Scrubbers remain a viable option
Shipping companies are pushing ahead with multi-million dollar investments to install scrubbers, despite concerns that a narrowing spread between high and low sulphur fuel prices could delay the return on those investments. The strategy has paid off well initially as prices of high sulphur fuels declined as compared to low sulphur fuel. As reported by S&P Global Platts towards the 2019 year end, Singapore 380CST HSFO was at a discount of $327.47/mt compared to Singapore marine fuel 0.5 per cent, but by March 2020 the scenario changed and the spread between the two fuels had crunched to a five-month low of $108.84/mt, thanks in part to tighter supply of high sulphur fuels and soft LSFO fundamentals. The decline in cost of HSFO has been slow as compared to LSFO.
According to fuel price reporting agency Argus Media, the price of 0.5 per cent VLSFO in Singapore is now 37 per cent below what it cost on January 1, reaching $393.25 per tonne on March 2. That compares with 3.5 per cent fuel oil at $314 per tonne, down 6 per cent over the same period. The slow decline in the price of HSFO can increase the payback time for fitting scrubbers. Still some shipowners are opting for scrubbers as a strategy to hedge bunker fuel risks, even though installations at some Chinese shipyards are getting delayed due to the Corona Virus outbreak.
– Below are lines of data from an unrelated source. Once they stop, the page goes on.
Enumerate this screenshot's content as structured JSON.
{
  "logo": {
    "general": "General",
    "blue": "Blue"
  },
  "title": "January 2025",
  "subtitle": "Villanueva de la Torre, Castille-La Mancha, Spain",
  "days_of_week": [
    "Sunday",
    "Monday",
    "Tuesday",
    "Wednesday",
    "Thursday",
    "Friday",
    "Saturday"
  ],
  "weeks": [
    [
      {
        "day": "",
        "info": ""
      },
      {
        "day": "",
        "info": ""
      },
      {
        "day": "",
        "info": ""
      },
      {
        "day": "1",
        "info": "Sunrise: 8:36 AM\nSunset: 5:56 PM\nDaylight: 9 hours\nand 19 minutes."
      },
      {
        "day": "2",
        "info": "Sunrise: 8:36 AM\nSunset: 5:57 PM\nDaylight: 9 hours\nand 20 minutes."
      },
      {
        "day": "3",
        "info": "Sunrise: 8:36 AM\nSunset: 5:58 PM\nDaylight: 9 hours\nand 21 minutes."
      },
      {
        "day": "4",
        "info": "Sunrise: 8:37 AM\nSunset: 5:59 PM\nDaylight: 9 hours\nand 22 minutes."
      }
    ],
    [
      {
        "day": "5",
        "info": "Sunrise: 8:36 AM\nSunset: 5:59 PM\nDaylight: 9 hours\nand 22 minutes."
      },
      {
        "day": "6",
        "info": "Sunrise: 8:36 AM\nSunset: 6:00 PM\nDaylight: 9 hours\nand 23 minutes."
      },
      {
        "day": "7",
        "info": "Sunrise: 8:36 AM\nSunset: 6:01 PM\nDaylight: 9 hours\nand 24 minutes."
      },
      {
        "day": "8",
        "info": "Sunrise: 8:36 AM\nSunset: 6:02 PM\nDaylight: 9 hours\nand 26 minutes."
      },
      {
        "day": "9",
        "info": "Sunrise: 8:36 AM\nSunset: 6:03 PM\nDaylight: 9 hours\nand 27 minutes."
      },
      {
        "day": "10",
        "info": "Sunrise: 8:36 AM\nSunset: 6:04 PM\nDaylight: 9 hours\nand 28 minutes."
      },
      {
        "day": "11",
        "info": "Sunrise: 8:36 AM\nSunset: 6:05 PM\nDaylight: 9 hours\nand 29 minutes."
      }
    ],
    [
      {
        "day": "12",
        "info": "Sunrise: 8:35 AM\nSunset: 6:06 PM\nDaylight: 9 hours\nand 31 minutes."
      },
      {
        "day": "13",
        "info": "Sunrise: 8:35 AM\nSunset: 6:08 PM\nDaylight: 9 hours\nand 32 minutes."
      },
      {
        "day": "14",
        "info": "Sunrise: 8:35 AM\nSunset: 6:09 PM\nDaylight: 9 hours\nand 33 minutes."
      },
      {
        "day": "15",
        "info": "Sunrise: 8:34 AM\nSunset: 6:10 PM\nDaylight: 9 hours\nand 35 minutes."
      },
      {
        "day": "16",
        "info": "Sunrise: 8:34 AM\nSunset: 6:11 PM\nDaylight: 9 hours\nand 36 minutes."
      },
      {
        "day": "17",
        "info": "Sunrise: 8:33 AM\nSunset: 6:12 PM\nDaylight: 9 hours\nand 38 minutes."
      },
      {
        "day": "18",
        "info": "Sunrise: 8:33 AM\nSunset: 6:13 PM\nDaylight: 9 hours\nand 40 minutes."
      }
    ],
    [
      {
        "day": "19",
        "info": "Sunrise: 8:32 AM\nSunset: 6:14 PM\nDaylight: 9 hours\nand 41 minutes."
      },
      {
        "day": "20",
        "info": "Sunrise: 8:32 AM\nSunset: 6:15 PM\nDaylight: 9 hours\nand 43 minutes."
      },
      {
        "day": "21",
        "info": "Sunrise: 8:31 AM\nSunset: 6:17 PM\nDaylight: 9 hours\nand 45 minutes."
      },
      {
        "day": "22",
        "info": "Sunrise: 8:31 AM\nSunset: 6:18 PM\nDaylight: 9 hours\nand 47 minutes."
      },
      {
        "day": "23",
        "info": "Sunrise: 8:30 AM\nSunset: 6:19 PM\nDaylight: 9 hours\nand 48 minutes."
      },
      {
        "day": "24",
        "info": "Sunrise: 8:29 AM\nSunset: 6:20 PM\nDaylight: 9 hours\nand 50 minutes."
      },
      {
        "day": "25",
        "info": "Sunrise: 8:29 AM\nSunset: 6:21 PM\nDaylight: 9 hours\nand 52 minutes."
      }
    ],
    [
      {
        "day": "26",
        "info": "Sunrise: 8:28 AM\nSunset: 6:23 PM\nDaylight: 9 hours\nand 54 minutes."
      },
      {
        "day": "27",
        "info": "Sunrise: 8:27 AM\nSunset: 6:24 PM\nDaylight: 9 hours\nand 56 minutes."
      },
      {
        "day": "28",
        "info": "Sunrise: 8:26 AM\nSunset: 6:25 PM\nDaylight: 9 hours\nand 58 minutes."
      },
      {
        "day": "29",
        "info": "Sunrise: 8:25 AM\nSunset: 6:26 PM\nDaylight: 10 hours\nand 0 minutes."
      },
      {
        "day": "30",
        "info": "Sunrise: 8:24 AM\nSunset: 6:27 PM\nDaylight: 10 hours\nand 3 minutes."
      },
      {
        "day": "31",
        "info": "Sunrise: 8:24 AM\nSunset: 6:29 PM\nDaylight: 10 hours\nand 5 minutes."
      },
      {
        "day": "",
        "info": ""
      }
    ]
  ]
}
The pandemic has further slowed down the trade and has brought down freight rates so much so giving another reason for shipping lines to opt for scrubbers. The losses in terms of revenue when a ship is sitting in a dockyard for retrofitting scrubber have decreased a lot this year as compared to last year. Last year a shipping line would have lost $20,000/day if a ship was launched for 40 days to fit a scrubber, the same loss has now come down to around $2,000/day with the fall in freight rates. Further, over the months the installation costs for scrubbers have also said to come down.
As far as tankers are concerned, some scrubber-fitted ships are still commanding a premium over non-scrubber ones, making a positive case for installing the technology. It is reported that for modern VLCCs, the premium is currently around $7,000/day. A scrubber-fitted and non-scrubber VLCC is currently being offered around $44,500/day and $38,000/day. The corresponding numbers for a one-year time charter are closer to $43,000/day and $36,000/day. Ships that retrofitted scrubbers before the compliance deadline will continue to reap greater benefits as the price of HSFO continues to fall.